The nature of these disputes and the tensions giving rise to them reveal trends, and their importance to the wider economy cannot be overstated.
The energy sector has always been a high-risk, high-value sector: high risk because the margin between success and failure is narrow – $50m (£25m) can be blown drilling a ‘dry’, unproductive oil well; high value largely due to the huge market for energy – the present consumption of power globally is around 15,000 gigawatts (GW). To put this in context, the largest power station in Europe, Drax in North Yorkshire, has an output of just 4GW, and this is almost twice that of any other power station in the UK.
With years of stable oil prices, all has been relatively quiet in the energy sector since the supply shocks of the 1970s. Cheap oil brought about limited investment in new exploration and a cowardly approach by governments to the increasing gap between domestic supply and demand – the easy route being taken every time through increased coal, oil and natural gas consumption. There has been a 20-year silence on new nuclear plants and no meaningful investment in alternative technologies.

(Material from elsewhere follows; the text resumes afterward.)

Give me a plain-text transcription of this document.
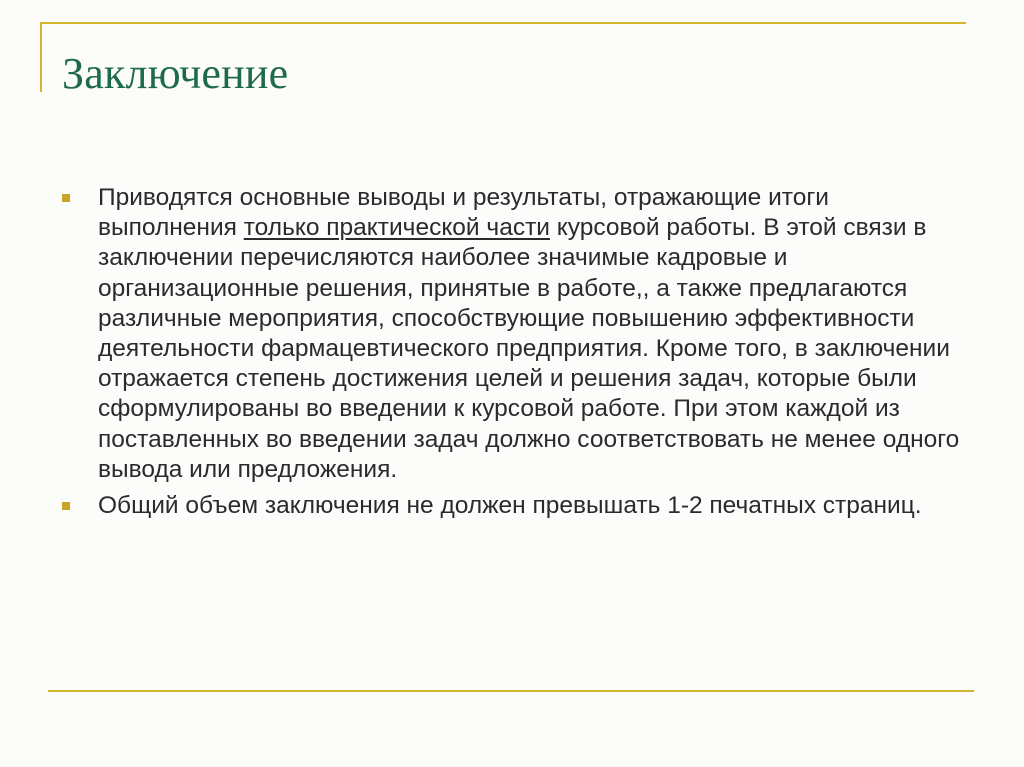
Заключение
Приводятся основные выводы и результаты, отражающие итоги выполнения только практической части курсовой работы. В этой связи в заключении перечисляются наиболее значимые кадровые и организационные решения, принятые в работе,, а также предлагаются различные мероприятия, способствующие повышению эффективности деятельности фармацевтического предприятия. Кроме того, в заключении отражается степень достижения целей и решения задач, которые были сформулированы во введении к курсовой работе. При этом каждой из поставленных во введении задач должно соответствовать не менее одного вывода или предложения.
Общий объем заключения не должен превышать 1-2 печатных страниц.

But now the surge of oil prices is giving rise to a very different landscape. Oil services companies and their specialist drilling rigs and personnel are in a tight market. The same applies to wind turbine and solar panel manufacturers. Disputes are arising where scarce resources are committed to uneconomic projects, or where the heightened returns now expected by oil companies appear ripe for rebalance.
Increased commodities prices – for example, the price of sophisticated steels – are triggering disputes over the allocation of risk for cost and schedule overruns. Oil refineries – the key to increasing supplies of automotive fuels – take centre stage and are also assessing their pricing structures. Natural gas prices are racing away due to the price link to oil, despite gas being a more abundant commodity.
Long-term pricing commitments in power and natural gas contracts based on $20 oil are coming under strain in this new market and price reviews are widely reported. The high oil price makes more technically complicated hydrocarbon reserves economical.
But deep, high-pressure, high-temperature oil and gas fields give rise to disputes when technologies fail or investment decisions turn sour. Fierce competition is now arising for access to energy reserves. Governments in producing nations, seeing a rise in the value of indigenous resources, tend towards expropriation. Governments not yet intervening overtly may begin to do so indirectly, through tax and visa authorities and through the local courts.
New regulations and initiatives introducing clean technologies bring their own frictions. The EU target to have 15 per cent of the UK’s electricity produced from renewables will keep lawyers busy in planning disputes, construction disputes and disputes over protection of cutting-edge technologies. Regulatory lawyers pick away at a sector often riddled with subsidies, while project financing all of this will keep the banks and their advisers busy.
These disputes are global in nature and are as inevitable as the basic forces
of supply and demand. Because most of them are determined in private arbitrations their outcomes are seldom known, and while many consider that high bank lending and mortgage rates will fall, the consensus is that high oil prices are here to stay.